Теперь о «счастье» при знакомстве с творчеством поэта. И здесь все верно. Сам затверживал наизусть стихи Пастернака, но чем выше талант ненавистников потомков Иакова, тем они опасней. Скольких убийц в их кровавом деле поддержали такие теоретики юдофобии, как Федор Достоевский или Рихард Вагнер. Автор «Доктора Живаго» специального исследования по «еврейскому вопросу» не писал, но и его откровенная враждебность к народу Торы стала бесспорной поддержкой целой плеяды нынешних антисемитов-евреев в России. Одного примера Дмитрия Быкова достаточно.
Нужно было миновать ХХ веку со всеми его зверствами, чтобы, хоть в какой-то степени стала понятна причина бедствий людских. Равенство не способно уничтожить зависть, а вместе с ней и ненависть. Лев Толстой мог сколько угодно земельку пахать и ездить в третьем классе, но ни разу он не подумал, что в любом состоянии остается аристократом и гением, что подлинная причина неравенства в способностях человека, в его личных качествах. И здесь никакими революциями, проповедями или реформами дело не исправишь. Лев Николаевич был в силах отказаться от мяса, бежать под покровом ночи из Ясной Поляны, но от самого себя он уйти не мог. Как пишет Павел Басинский в новейшем исследовании о классике: «Творец, философ, «матерый человечище», Толстой по природе своей оставался старинным русским барином, в самом прекрасном смысле слова». В чем же трагедия Льва Толстого? Убежден, если бы его гений смог найти спасение в Боге, он бы не стремился опроститься, слиться с народом, не стал бы пахать земельку, примерившись с тем, что трудиться «в поте лица своего» для души человеческой не менее почетно, чем пахать для тела. И обрел бы покой перед смертью Лев Николаевич. Вопрос, правда, в том: нужен ли был ему, творцу, покой этот?

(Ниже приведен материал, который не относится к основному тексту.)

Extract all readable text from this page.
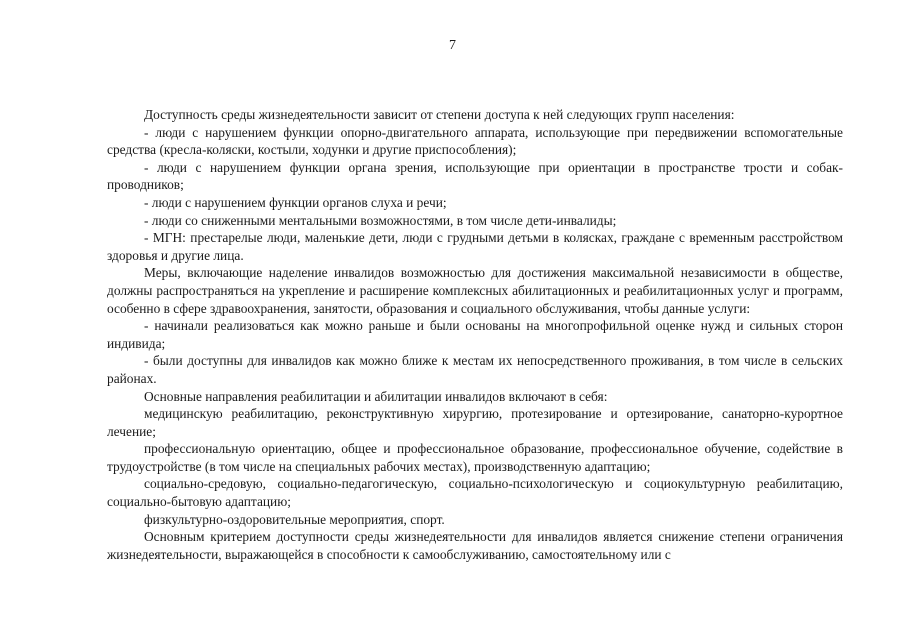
7

Доступность среды жизнедеятельности зависит от степени доступа к ней следующих групп населения:

- люди с нарушением функции опорно-двигательного аппарата, использующие при передвижении вспомогательные средства (кресла-коляски, костыли, ходунки и другие приспособления);

- люди с нарушением функции органа зрения, использующие при ориентации в пространстве трости и собак-проводников;

- люди с нарушением функции органов слуха и речи;

- люди со сниженными ментальными возможностями, в том числе дети-инвалиды;

- МГН: престарелые люди, маленькие дети, люди с грудными детьми в колясках, граждане с временным расстройством здоровья и другие лица.

Меры, включающие наделение инвалидов возможностью для достижения максимальной независимости в обществе, должны распространяться на укрепление и расширение комплексных абилитационных и реабилитационных услуг и программ, особенно в сфере здравоохранения, занятости, образования и социального обслуживания, чтобы данные услуги:

- начинали реализоваться как можно раньше и были основаны на многопрофильной оценке нужд и сильных сторон индивида;

- были доступны для инвалидов как можно ближе к местам их непосредственного проживания, в том числе в сельских районах.

Основные направления реабилитации и абилитации инвалидов включают в себя:

медицинскую реабилитацию, реконструктивную хирургию, протезирование и ортезирование, санаторно-курортное лечение;

профессиональную ориентацию, общее и профессиональное образование, профессиональное обучение, содействие в трудоустройстве (в том числе на специальных рабочих местах), производственную адаптацию;

социально-средовую, социально-педагогическую, социально-психологическую и социокультурную реабилитацию, социально-бытовую адаптацию;

физкультурно-оздоровительные мероприятия, спорт.

Основным критерием доступности среды жизнедеятельности для инвалидов является снижение степени ограничения жизнедеятельности, выражающейся в способности к самообслуживанию, самостоятельному или с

Подобную трагедию пережил духовный сын великого старца – Борис Леонидович Пастернак. И здесь, уверен, подлинная искренняя вера спасли бы поэта от ненависти к своему народу и не отвратила от народа чужого. Лев Толстой упрямо «опрощался» до крестьян – земледельцев. Еврей — Пастернак мечтал слиться с народом общим с ним по месту рождения и языку. Народом то ли советским, то ли православным. Слиться надеялся, опроститься, примкнуть к большинству. Народ же Торы он умолял не высовываться, утихнуть, а лучше всего раствориться, «распуститься» среди иных племен, исчезнуть. И это понятно: нет потомков Иакова – нет и личной, неразрешимой проблемы классика русской поэзии. Но Пастернак родился волшебной заморской птицей, волей судьбы залетевшей в чужие края и превосходно поющей на языке настоящей поэзии. Родился изгоем и умер затравленным изгоем, как бы он не старался оспорить этот «медицинский» факт. Медицинский – мог бы написать без кавычек, так как младенец Пастернак был обрезан в Московской синагоге. Представляю, как мучился поэт, по нескольку раз день, убеждаясь в этом «несчастье».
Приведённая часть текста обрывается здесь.